CHS principal named state’s best

The Shenandoah Valley-Herald

WOODSTOCK — The Virginia Association of Secondary School Principals has given a Shenandoah County principal its top distinction.

The group named Melissa Hensley, principal of Central High School in Woodstock, Outstanding High School Principal of the Year during the group’s annual conference in Roanoke last month. Schools Superintendent Jeremy Raley said the school division nominated Hensley earlier this year.

“She went through a rigorous application process,” he said. “They narrowed the applicants down and did the interview. We’re fortunate they selected her.”

The VASSP is a Richmond-based advocacy and outreach group for middle and high school principals and assistant principals.

Hensley, 45, is finishing her fourth year as principal of CHS. She said the award’s requirements include demonstrating creativity in decision-making and taking risks to improve education, including implementing project-based learning in classrooms.

“Anything new may seem weird when we’re already successful,” she said.

Hensley will be recognized at the VASSP’s annual conference in Williamsburg in June. She will also compete for the group’s national High School Principal of the Year award in Washington, D.C., in the fall.

Hensley’s distinction continues a banner year for the school.
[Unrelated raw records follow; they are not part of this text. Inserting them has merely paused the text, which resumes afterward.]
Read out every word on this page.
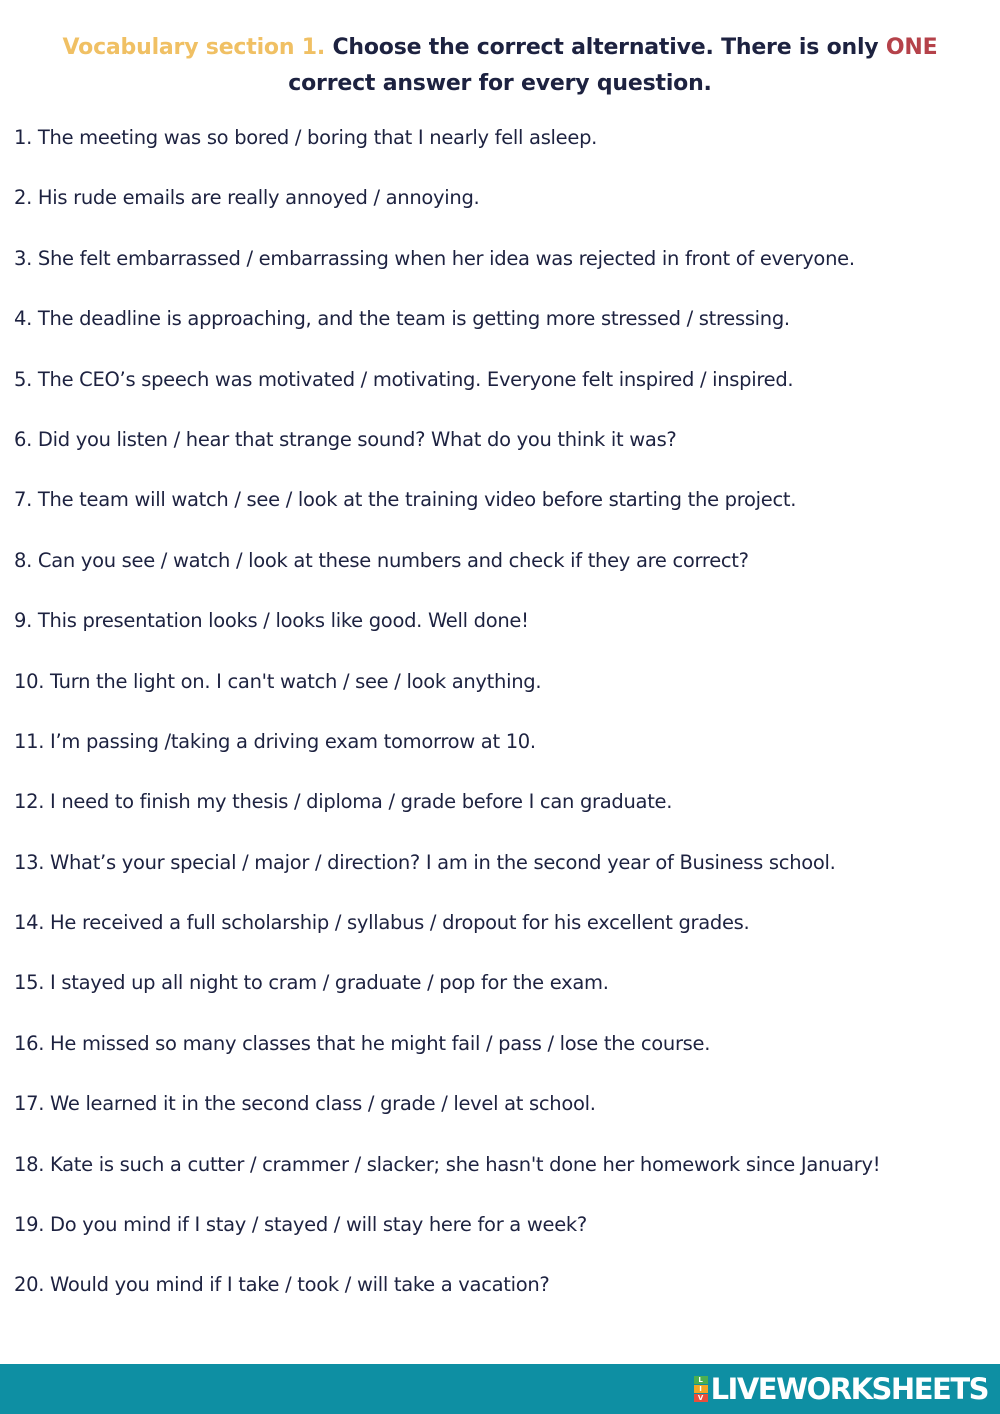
Vocabulary section 1. Choose the correct alternative. There is only ONE correct answer for every question.
1. The meeting was so bored / boring that I nearly fell asleep.
2. His rude emails are really annoyed / annoying.
3. She felt embarrassed / embarrassing when her idea was rejected in front of everyone.
4. The deadline is approaching, and the team is getting more stressed / stressing.
5. The CEO’s speech was motivated / motivating. Everyone felt inspired / inspired.
6. Did you listen / hear that strange sound? What do you think it was?
7. The team will watch / see / look at the training video before starting the project.
8. Can you see / watch / look at these numbers and check if they are correct?
9. This presentation looks / looks like good. Well done!
10. Turn the light on. I can't watch / see / look anything.
11. I’m passing /taking a driving exam tomorrow at 10.
12. I need to finish my thesis / diploma / grade before I can graduate.
13. What’s your special / major / direction? I am in the second year of Business school.
14. He received a full scholarship / syllabus / dropout for his excellent grades.
15. I stayed up all night to cram / graduate / pop for the exam.
16. He missed so many classes that he might fail / pass / lose the course.
17. We learned it in the second class / grade / level at school.
18. Kate is such a cutter / crammer / slacker; she hasn't done her homework since January!
19. Do you mind if I stay / stayed / will stay here for a week?
20. Would you mind if I take / took / will take a vacation?
L
I
V LIVEWORKSHEETS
In September, the U.S. Department of Education named CHS one of 335 Blue Ribbon Schools across the country for its high Standards of Learning marks and graduation rate.

Additionally, the school was named one of 348 semifinalists named in XQ: The Super Schools Project last month. The project, which is funded by Steve Jobs’ widow, Laurene Powell Jobs, will award $2 million grants to five schools with the best ideas of what a 21st-century education should look like.
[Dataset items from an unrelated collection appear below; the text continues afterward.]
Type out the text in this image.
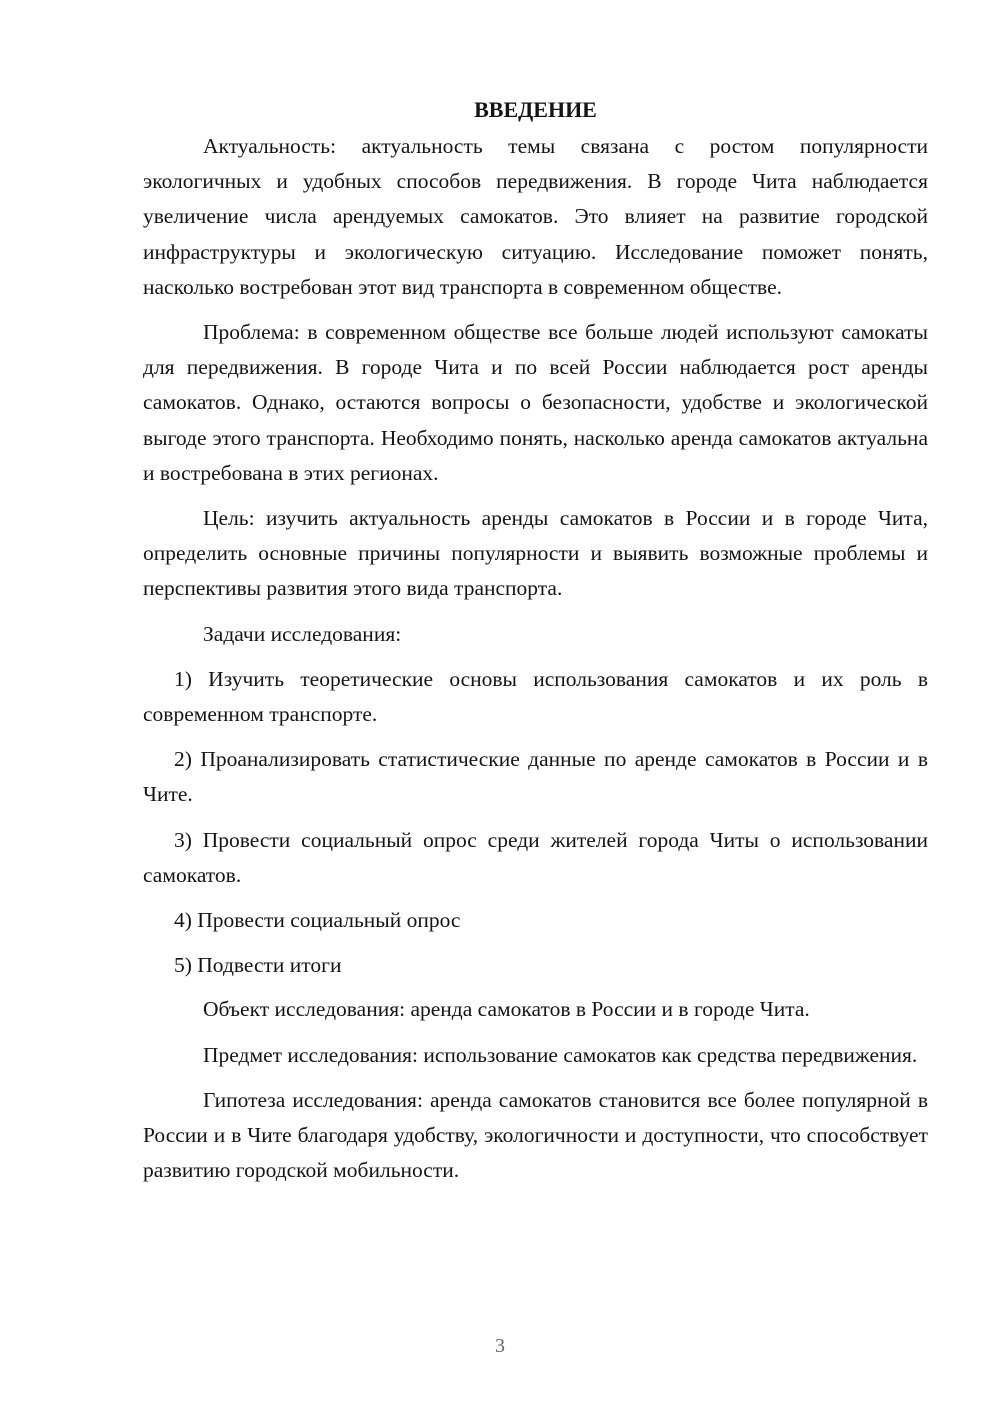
ВВЕДЕНИЕ

Актуальность: актуальность темы связана с ростом популярности экологичных и удобных способов передвижения. В городе Чита наблюдается увеличение числа арендуемых самокатов. Это влияет на развитие городской инфраструктуры и экологическую ситуацию. Исследование поможет понять, насколько востребован этот вид транспорта в современном обществе.

Проблема: в современном обществе все больше людей используют самокаты для передвижения. В городе Чита и по всей России наблюдается рост аренды самокатов. Однако, остаются вопросы о безопасности, удобстве и экологической выгоде этого транспорта. Необходимо понять, насколько аренда самокатов актуальна и востребована в этих регионах.

Цель: изучить актуальность аренды самокатов в России и в городе Чита, определить основные причины популярности и выявить возможные проблемы и перспективы развития этого вида транспорта.

Задачи исследования:

1) Изучить теоретические основы использования самокатов и их роль в современном транспорте.

2) Проанализировать статистические данные по аренде самокатов в России и в Чите.

3) Провести социальный опрос среди жителей города Читы о использовании самокатов.

4) Провести социальный опрос

5) Подвести итоги

Объект исследования: аренда самокатов в России и в городе Чита.

Предмет исследования: использование самокатов как средства передвижения.

Гипотеза исследования: аренда самокатов становится все более популярной в России и в Чите благодаря удобству, экологичности и доступности, что способствует развитию городской мобильности.

3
Hensley said she hasn’t seen anything like this school year in her more than 20 years in education.

“This year has been like no other,” she said. “It’s really exciting because the things we have received reflect the team atmosphere here, from the teachers to the staff to the community.

“The big picture here is the things we’re doing are working,” she said.

Raley said he and the division are proud of Hensley’s “tremendous accomplishment” and of what the school has achieved this school year.

“They’ve really worked to provide students the opportunity to be successful after they leave school,” he said.